| There is no single fundamental point. If you want to be that broad about it, science journals publish a lot more than just method development, including obituaries and opinion pieces on where funding should be directed. Here's a famous paper showing that "Euler's conjecture on sums of like powers" is incorrect - https://www.ams.org/journals/bull/1966-72-06/S0002-9904-1966... . I will repeat the body in full: > A direct search on the CDC 6600 yielded 27⁵ + 84⁵ + 110⁵ + 133⁵ = 144⁵ as the smallest instance in which four fifth powers sum to a fifth power. This is a counterexample to a conjecture by Euler [l] that at least n nth powers are required to sum to an nth power, n>2. Do I need to know how the direct search was carried out to confirm Euler's conjecture was false? No. >>> 27**5 + 84**5 + 110**5 + 133**5 == 144**5
True
And now that you know it isn't true, you might adjust which project areas to spend your time on. Which is part of what we get from scientific publications.Just because you prefer one sort of scientific research doesn't mean other forms aren't science. Again, is Kekulé's model of the benzene ring less scientific because it came to him in a daydream?

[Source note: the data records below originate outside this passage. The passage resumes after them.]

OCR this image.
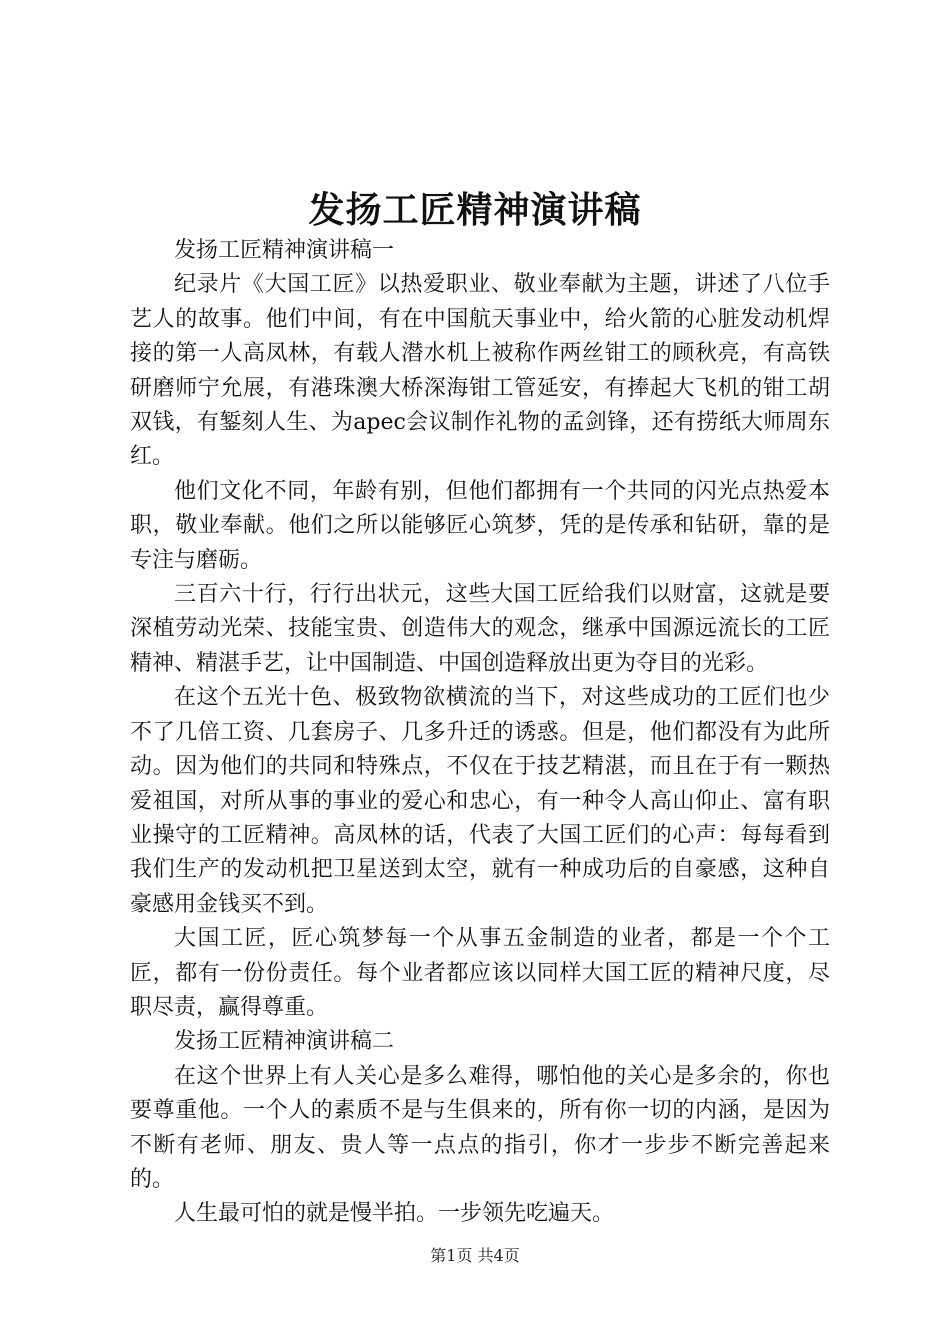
发扬工匠精神演讲稿

发扬工匠精神演讲稿一

纪录片《大国工匠》以热爱职业、敬业奉献为主题，讲述了八位手艺人的故事。他们中间，有在中国航天事业中，给火箭的心脏发动机焊接的第一人高凤林，有载人潜水机上被称作两丝钳工的顾秋亮，有高铁研磨师宁允展，有港珠澳大桥深海钳工管延安，有捧起大飞机的钳工胡双钱，有錾刻人生、为apec会议制作礼物的孟剑锋，还有捞纸大师周东红。

他们文化不同，年龄有别，但他们都拥有一个共同的闪光点热爱本职，敬业奉献。他们之所以能够匠心筑梦，凭的是传承和钻研，靠的是专注与磨砺。

三百六十行，行行出状元，这些大国工匠给我们以财富，这就是要深植劳动光荣、技能宝贵、创造伟大的观念，继承中国源远流长的工匠精神、精湛手艺，让中国制造、中国创造释放出更为夺目的光彩。

在这个五光十色、极致物欲横流的当下，对这些成功的工匠们也少不了几倍工资、几套房子、几多升迁的诱惑。但是，他们都没有为此所动。因为他们的共同和特殊点，不仅在于技艺精湛，而且在于有一颗热爱祖国，对所从事的事业的爱心和忠心，有一种令人高山仰止、富有职业操守的工匠精神。高凤林的话，代表了大国工匠们的心声：每每看到我们生产的发动机把卫星送到太空，就有一种成功后的自豪感，这种自豪感用金钱买不到。

大国工匠，匠心筑梦每一个从事五金制造的业者，都是一个个工匠，都有一份份责任。每个业者都应该以同样大国工匠的精神尺度，尽职尽责，赢得尊重。

发扬工匠精神演讲稿二

在这个世界上有人关心是多么难得，哪怕他的关心是多余的，你也要尊重他。一个人的素质不是与生俱来的，所有你一切的内涵，是因为不断有老师、朋友、贵人等一点点的指引，你才一步步不断完善起来的。

人生最可怕的就是慢半拍。一步领先吃遍天。

第1页 共4页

We accept Newton's publications where he secretly used the calculus, even though he didn't publish the calculus, because they could be proved through other more laborious means. Why is it not scientific to write publications which use secret software, so long as we can verify the results? |
For the Kekule paper [1] there is a significant amount of information about the context and reasoning for the claim. This is not an isolated concept and he wrote at length as to why the idea might be plausible given the current evidence. He also could have written solely about the dream without context, but that lacks a grounding in the reality he was attempting to describe.
If it is possible to write a paper where the result is possible to verify using already-known methods, then by all means write in that style. But this is a subset of the useful papers to be written, and in my experience a small one.